I was born and raised on a small island off the coast of Maine called Deer Isle. While it is known for being the highest grossing lobster port in Maine, and the place from which granite was quarried for structures including the Boston Museum of Fine Arts, the Manhattan Bridge, and President John F. Kennedy’s tomb, it is first and foremost my childhood home. I lived the first eighteen years of my life entirely on the Island.
Inspired by the storytelling tradition deeply rooted in my Island’s culture, I became interested in creating a performance about Deer Isle. I decided to spend the following summer back on the Island archiving every moment of my time there, whether it was filming the tide slowly swallowing the sandbar of the Barred Island Preserve, capturing photos inside the abandoned granite storage shed of the defunct Settlement Quarry, or just sitting down and recording my conversations with “Grandma Tillie,” a 91-year-old woman who was born on the Island before the bridge was even built.

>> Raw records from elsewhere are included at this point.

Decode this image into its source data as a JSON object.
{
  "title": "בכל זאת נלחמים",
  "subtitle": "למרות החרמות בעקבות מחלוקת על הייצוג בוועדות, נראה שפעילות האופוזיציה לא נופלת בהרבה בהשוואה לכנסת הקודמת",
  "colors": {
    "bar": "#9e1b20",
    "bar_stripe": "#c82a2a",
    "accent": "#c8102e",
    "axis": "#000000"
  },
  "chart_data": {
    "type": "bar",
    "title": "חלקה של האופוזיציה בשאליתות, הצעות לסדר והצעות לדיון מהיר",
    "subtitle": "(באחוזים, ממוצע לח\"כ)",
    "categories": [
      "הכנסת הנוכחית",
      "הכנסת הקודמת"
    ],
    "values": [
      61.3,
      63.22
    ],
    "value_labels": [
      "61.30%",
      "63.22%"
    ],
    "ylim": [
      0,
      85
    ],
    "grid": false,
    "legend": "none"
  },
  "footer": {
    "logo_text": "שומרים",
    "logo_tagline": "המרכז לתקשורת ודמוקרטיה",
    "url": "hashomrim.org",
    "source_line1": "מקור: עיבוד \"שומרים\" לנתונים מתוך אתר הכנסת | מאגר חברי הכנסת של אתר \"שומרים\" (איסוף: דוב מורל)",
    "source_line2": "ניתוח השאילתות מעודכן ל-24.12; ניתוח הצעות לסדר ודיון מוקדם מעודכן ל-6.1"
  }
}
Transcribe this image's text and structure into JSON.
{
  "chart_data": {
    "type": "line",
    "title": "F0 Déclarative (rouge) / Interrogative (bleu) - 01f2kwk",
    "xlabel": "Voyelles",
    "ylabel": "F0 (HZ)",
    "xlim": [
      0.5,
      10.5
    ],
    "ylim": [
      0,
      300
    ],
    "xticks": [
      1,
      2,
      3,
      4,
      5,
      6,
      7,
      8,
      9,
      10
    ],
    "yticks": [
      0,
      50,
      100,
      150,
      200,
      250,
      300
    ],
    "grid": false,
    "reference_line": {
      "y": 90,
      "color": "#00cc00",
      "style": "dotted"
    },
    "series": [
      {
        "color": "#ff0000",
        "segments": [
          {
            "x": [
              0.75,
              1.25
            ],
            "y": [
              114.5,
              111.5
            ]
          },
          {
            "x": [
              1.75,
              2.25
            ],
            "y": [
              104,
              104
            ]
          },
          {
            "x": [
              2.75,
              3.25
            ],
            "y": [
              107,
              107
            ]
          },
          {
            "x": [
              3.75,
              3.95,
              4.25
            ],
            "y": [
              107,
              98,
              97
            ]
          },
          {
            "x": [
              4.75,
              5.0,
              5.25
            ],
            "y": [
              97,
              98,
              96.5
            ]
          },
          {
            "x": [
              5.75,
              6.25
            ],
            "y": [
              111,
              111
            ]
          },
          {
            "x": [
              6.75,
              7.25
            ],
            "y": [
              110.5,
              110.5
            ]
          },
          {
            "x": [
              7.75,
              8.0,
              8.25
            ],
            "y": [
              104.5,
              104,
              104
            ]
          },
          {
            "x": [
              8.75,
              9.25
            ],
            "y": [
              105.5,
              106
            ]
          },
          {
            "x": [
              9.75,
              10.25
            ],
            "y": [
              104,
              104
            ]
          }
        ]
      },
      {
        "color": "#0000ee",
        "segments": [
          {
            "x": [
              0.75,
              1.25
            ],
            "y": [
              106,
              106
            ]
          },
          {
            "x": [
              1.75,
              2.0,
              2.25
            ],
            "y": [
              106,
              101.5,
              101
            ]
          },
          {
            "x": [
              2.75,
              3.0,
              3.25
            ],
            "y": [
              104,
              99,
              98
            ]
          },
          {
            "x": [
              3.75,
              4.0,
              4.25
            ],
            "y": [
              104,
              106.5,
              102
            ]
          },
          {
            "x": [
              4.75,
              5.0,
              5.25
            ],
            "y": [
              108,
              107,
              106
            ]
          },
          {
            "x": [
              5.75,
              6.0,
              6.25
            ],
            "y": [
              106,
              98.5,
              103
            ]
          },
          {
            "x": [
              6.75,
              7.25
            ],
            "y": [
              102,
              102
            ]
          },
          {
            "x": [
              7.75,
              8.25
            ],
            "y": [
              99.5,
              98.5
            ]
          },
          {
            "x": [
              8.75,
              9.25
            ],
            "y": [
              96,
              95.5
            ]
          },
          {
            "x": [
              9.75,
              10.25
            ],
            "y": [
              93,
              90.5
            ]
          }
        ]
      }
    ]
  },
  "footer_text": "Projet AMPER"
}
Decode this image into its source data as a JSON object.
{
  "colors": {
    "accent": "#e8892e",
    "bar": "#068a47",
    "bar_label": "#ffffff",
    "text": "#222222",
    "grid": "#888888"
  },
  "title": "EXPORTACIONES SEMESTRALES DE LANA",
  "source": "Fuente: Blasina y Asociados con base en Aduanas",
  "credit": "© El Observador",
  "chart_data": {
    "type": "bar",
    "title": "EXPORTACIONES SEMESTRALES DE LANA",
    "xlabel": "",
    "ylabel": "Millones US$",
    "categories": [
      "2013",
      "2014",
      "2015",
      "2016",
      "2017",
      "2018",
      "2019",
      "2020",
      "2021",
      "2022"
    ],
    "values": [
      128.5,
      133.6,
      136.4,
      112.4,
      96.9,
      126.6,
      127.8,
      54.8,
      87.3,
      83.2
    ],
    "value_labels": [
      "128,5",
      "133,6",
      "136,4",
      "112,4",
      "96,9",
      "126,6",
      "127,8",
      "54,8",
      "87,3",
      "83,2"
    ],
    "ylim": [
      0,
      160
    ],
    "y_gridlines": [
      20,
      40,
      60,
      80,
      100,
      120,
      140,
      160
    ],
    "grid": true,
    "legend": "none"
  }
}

I also found myself taking this time to reflect on my childhood and the years I had spent growing up on this granite rock. I found myself tapping a deep well of complex memories associated with the place and people that I simultaneously loved. I began to remember the feeling I had had of wanting nothing more than to leave and never return, yet here I was back on Deer Isle.

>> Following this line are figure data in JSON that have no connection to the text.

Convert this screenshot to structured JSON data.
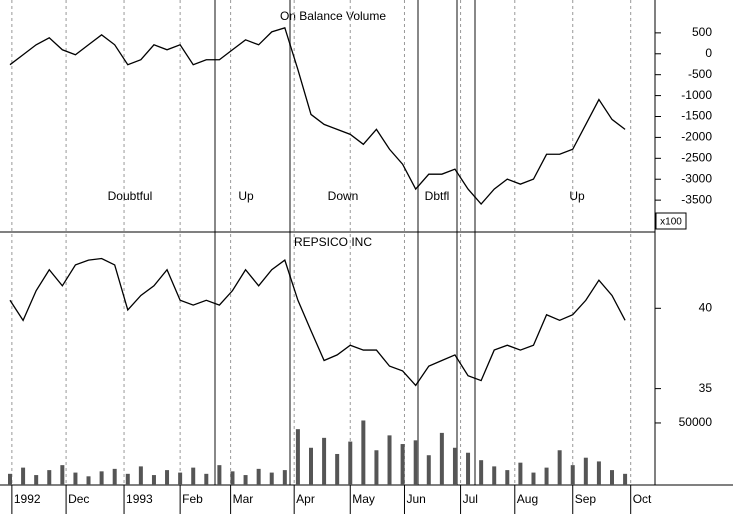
{
  "chart_data": [
    {
      "type": "line",
      "title": "On Balance Volume",
      "unit_note": "x100",
      "annotations": [
        "Doubtful",
        "Up",
        "Down",
        "Dbtfl",
        "Up"
      ],
      "x": [
        0,
        7,
        14,
        21,
        28,
        35,
        42,
        49,
        56,
        63,
        70,
        77,
        84,
        91,
        98,
        105,
        112,
        119,
        126,
        133,
        140,
        147,
        154,
        161,
        168,
        175,
        182,
        189,
        196,
        203,
        210,
        217,
        224,
        231,
        238,
        245,
        252,
        259,
        266,
        273,
        280,
        287,
        294,
        301,
        308,
        315,
        322,
        329
      ],
      "values": [
        -261,
        -23,
        215,
        382,
        96,
        -23,
        215,
        453,
        215,
        -261,
        -142,
        215,
        96,
        215,
        -261,
        -142,
        -142,
        96,
        334,
        215,
        524,
        620,
        -380,
        -1451,
        -1689,
        -1808,
        -1927,
        -2165,
        -1808,
        -2284,
        -2641,
        -3236,
        -2879,
        -2879,
        -2760,
        -3236,
        -3593,
        -3236,
        -2998,
        -3117,
        -2998,
        -2403,
        -2403,
        -2284,
        -1689,
        -1094,
        -1570,
        -1808
      ],
      "color": "#000000",
      "xlim": [
        0,
        345
      ],
      "ylim": [
        -4262,
        1286
      ],
      "yticks": [
        500,
        0,
        -500,
        -1000,
        -1500,
        -2000,
        -2500,
        -3000,
        -3500
      ]
    },
    {
      "type": "line",
      "title": "REPSICO INC",
      "x": [
        0,
        7,
        14,
        21,
        28,
        35,
        42,
        49,
        56,
        63,
        70,
        77,
        84,
        91,
        98,
        105,
        112,
        119,
        126,
        133,
        140,
        147,
        154,
        161,
        168,
        175,
        182,
        189,
        196,
        203,
        210,
        217,
        224,
        231,
        238,
        245,
        252,
        259,
        266,
        273,
        280,
        287,
        294,
        301,
        308,
        315,
        322,
        329
      ],
      "values": [
        40.5,
        39.25,
        41.1,
        42.4,
        41.4,
        42.7,
        43,
        43.1,
        42.7,
        39.9,
        40.8,
        41.4,
        42.4,
        40.5,
        40.2,
        40.5,
        40.2,
        41.1,
        42.4,
        41.4,
        42.4,
        43,
        40.5,
        38.6,
        36.75,
        37.1,
        37.7,
        37.4,
        37.4,
        36.4,
        36.1,
        35.2,
        36.4,
        36.75,
        37.1,
        35.8,
        35.5,
        37.4,
        37.7,
        37.4,
        37.7,
        39.6,
        39.25,
        39.6,
        40.5,
        41.75,
        40.8,
        39.25
      ],
      "color": "#000000",
      "xlim": [
        0,
        345
      ],
      "ylim": [
        29,
        44.75
      ],
      "yticks": [
        35,
        40
      ]
    },
    {
      "type": "bar",
      "x": [
        0,
        7,
        14,
        21,
        28,
        35,
        42,
        49,
        56,
        63,
        70,
        77,
        84,
        91,
        98,
        105,
        112,
        119,
        126,
        133,
        140,
        147,
        154,
        161,
        168,
        175,
        182,
        189,
        196,
        203,
        210,
        217,
        224,
        231,
        238,
        245,
        252,
        259,
        266,
        273,
        280,
        287,
        294,
        301,
        308,
        315,
        322,
        329
      ],
      "values": [
        9000,
        14000,
        8000,
        12000,
        16000,
        10000,
        7000,
        11000,
        13000,
        9000,
        15000,
        8000,
        12000,
        10000,
        14000,
        9000,
        16000,
        11000,
        8000,
        13000,
        10000,
        12000,
        45000,
        30000,
        38000,
        25000,
        35000,
        52000,
        28000,
        40000,
        33000,
        36000,
        24000,
        42000,
        30000,
        26000,
        20000,
        15000,
        12000,
        18000,
        10000,
        14000,
        28000,
        16000,
        22000,
        19000,
        12000,
        9000
      ],
      "color": "#555555",
      "xlim": [
        0,
        345
      ],
      "ylim": [
        0,
        68500
      ],
      "yticks": [
        50000
      ],
      "xticks": [
        {
          "value": 1,
          "label": "1992"
        },
        {
          "value": 30,
          "label": "Dec"
        },
        {
          "value": 61,
          "label": "1993"
        },
        {
          "value": 91,
          "label": "Feb"
        },
        {
          "value": 118,
          "label": "Mar"
        },
        {
          "value": 152,
          "label": "Apr"
        },
        {
          "value": 182,
          "label": "May"
        },
        {
          "value": 211,
          "label": "Jun"
        },
        {
          "value": 241,
          "label": "Jul"
        },
        {
          "value": 270,
          "label": "Aug"
        },
        {
          "value": 301,
          "label": "Sep"
        },
        {
          "value": 332,
          "label": "Oct"
        }
      ]
    }
  ]
}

After returning to Boston in the fall, I knew that I needed to clarify my concept for this production. While I had initially thought that the piece would encapsulate Deer Isle more broadly, I quickly realized from reading through my written reflections that it actually needed to be about my relationship to my family. I mean, how was I going to talk about Deer Isle without talking about my family? I’m related to at least a third of the island…
This project has become my love letter of sorts, or perhaps a eulogy, to my home and my family, aptly named DEAR DEER ISLE.
I have been working with my archived materials from the summer to begin creating DEAR DEER ISLE. I often start with a polaroid photograph of a friend or an audio recording of my grandparents to inspire new work. I also recently came into possession of nearly eighty buoys, several lobster traps, and a substantial amount of rope and netting from the Island, which I’ve been hoping to repurpose into art installations that will function as the set.
Being a show about an island community, DEAR DEER ISLE needed to be performed on the water. After reaching out to several boathouses along the Charles River, I received permission to perform this project in the Newell Boathouse, the current boathouse for the men’s crew team at Harvard College. We want to think about the performance space, built in 1900, as the final collaborator and are constantly thinking about how it can inform our performance through its own extensive history. We’re all quite excited that DEAR DEER ISLE will be the first production to ever take place in this historic boathouse.
DEAR DEER ISLE will be performed in April 2020 at the Newell Boathouse in Cambridge, MA.